Falsehoods Programmers Believe About Networks
Nov 7 · 2 min read
In 2010, Patrick McKenzie wrote his Falsehoods Programmers Believe About Names, listing of 40 assumptions programmers and systems designers made that were false.
I’ve been connecting things to networks for over 20 years, and I’ve seen my share of assumptions made about networks, so he’s my personal take on falsehoods programmers believe about networks:
- The network uses RFC1918 IP addresses
- This network block will be unique — globally
- A (home) network is always a /24 network
- IPv4 is available
- There’s no IPv6 on the network
- If there’s IPv6, it can be turned off
- There is a DHCP server on the network
- The IP assigned by DHCP won’t change when you try and renew it
- You can turn off DHCP on the network
- You can turn on DHCP on the network
- The default gateway and the DHCP server are the same device
- The default gateway and the DNS server are the same device
- There is a DNS server
- That IP address will never change
- You can ping the default gateway
- Or at least one other device on the network?
- You can reach google.com (or any other hardcoded domain)
- You can reach the internet
- The MTU size is always 1500
- No one uses PPP anymore
- No one uses multicast anymore
- But if I want to use it, Multicast over WiFi is just fine, right?
- WiFi and wired connections can be treated the same
- I can block non TCP + UDP packets and everything will keep working
- Keepalives are ‘free’ so use them often (Satellite Links aren’t free!)
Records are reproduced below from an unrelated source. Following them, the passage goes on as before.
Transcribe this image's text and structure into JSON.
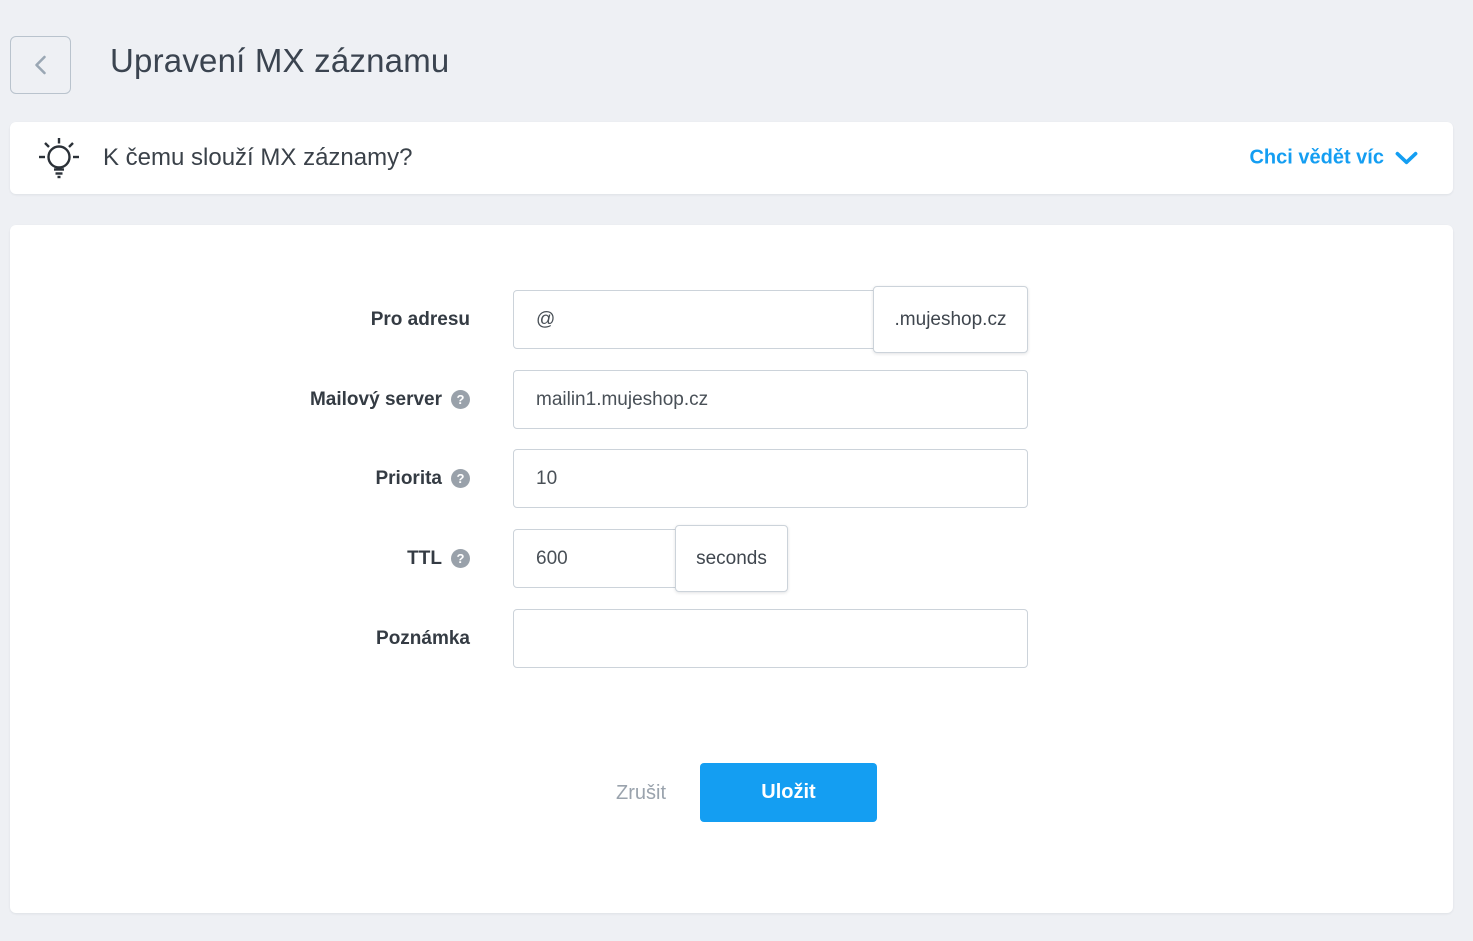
{
  "header": {
    "title": "Upravení MX záznamu"
  },
  "info_bar": {
    "question": "K čemu slouží MX záznamy?",
    "more_link": "Chci vědět víc"
  },
  "form": {
    "help_glyph": "?",
    "rows": [
      {
        "label": "Pro adresu",
        "value": "@",
        "suffix": ".mujeshop.cz",
        "has_help": false
      },
      {
        "label": "Mailový server",
        "value": "mailin1.mujeshop.cz",
        "has_help": true
      },
      {
        "label": "Priorita",
        "value": "10",
        "has_help": true
      },
      {
        "label": "TTL",
        "value": "600",
        "suffix": "seconds",
        "has_help": true
      },
      {
        "label": "Poznámka",
        "value": "",
        "has_help": false
      }
    ]
  },
  "actions": {
    "cancel": "Zrušit",
    "save": "Uložit"
  },
  "colors": {
    "accent_blue": "#149ef2",
    "page_background": "#eef0f4",
    "card_background": "#ffffff",
    "help_icon_gray": "#99a1aa",
    "input_border": "#ccd3da",
    "title_text": "#3b4450"
  }
}
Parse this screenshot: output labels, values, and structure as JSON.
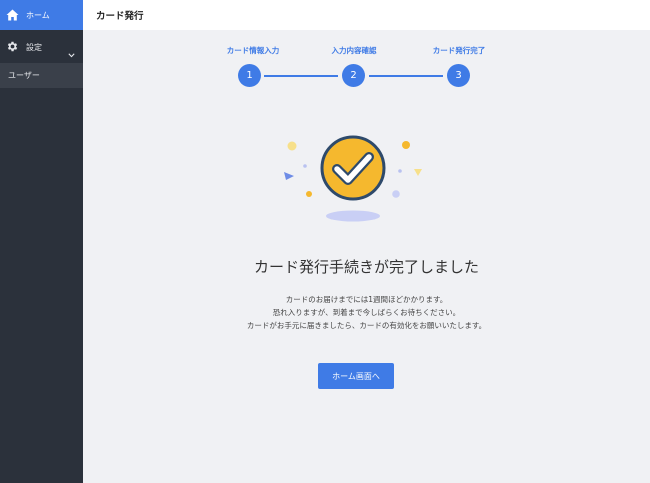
{
  "sidebar": {
    "home_label": "ホーム",
    "settings_label": "設定",
    "user_label": "ユーザー"
  },
  "header": {
    "title": "カード発行"
  },
  "steps": [
    {
      "label": "カード情報入力",
      "number": "1"
    },
    {
      "label": "入力内容確認",
      "number": "2"
    },
    {
      "label": "カード発行完了",
      "number": "3"
    }
  ],
  "main": {
    "title": "カード発行手続きが完了しました",
    "messages": [
      "カードのお届けまでには1週間ほどかかります。",
      "恐れ入りますが、到着まで今しばらくお待ちください。",
      "カードがお手元に届きましたら、カードの有効化をお願いいたします。"
    ],
    "home_button_label": "ホーム画面へ"
  },
  "colors": {
    "accent": "#3f7be6",
    "sidebar_bg": "#2b313b",
    "check_fill": "#f5b82e",
    "check_ring": "#2e4a6b"
  }
}
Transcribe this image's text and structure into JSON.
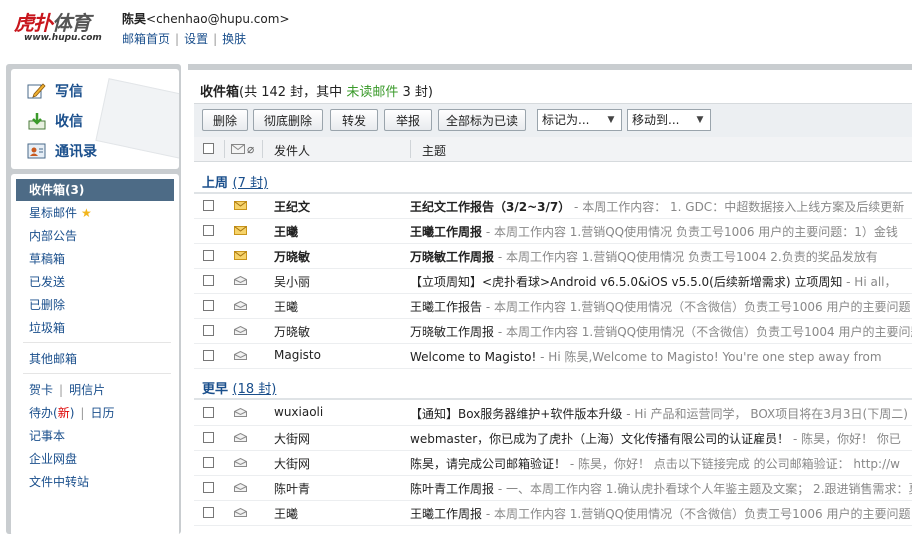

- WiFi is ‘free’ (vs. 3G/LTE). Sometimes WiFi is over satellite, and it isn’t free
- Latency will always be below 2000ms (or some other arbitrary value)
- A network interface has an IP address
- A network interface has a MAC address
- A network interface has only 1 MAC address
- A network interface has no address?!
- MAC addresses are unique
- I can tell the device type by looking at the MAC address (because no-one would spoof one. Or steal one. Or make it up.)
- No one uses the Locally Administered bit of a MAC address
- No one would set the multicast bit on the source MAC (and violate 802.3)
- Switches don’t filter MAC addresses without being told to
- 127.0.0.1 is the only loopback IP ever used
- VLAN’s fix segregation issues, and are equivalent to physical segregation
- VLAN gateways would never leak packets (like ARP) between VLANs
- None of the above matters in an IPv6 only network
I can probably tell you at least one story behind every one of these, some more humorous than others, and few that cost me at least some of my hair. As IPv6 becomes more common, it’ll be interesting to add to this list — as after nearly 40 years of IPv4, these issues are still occurring with newly made devices daily!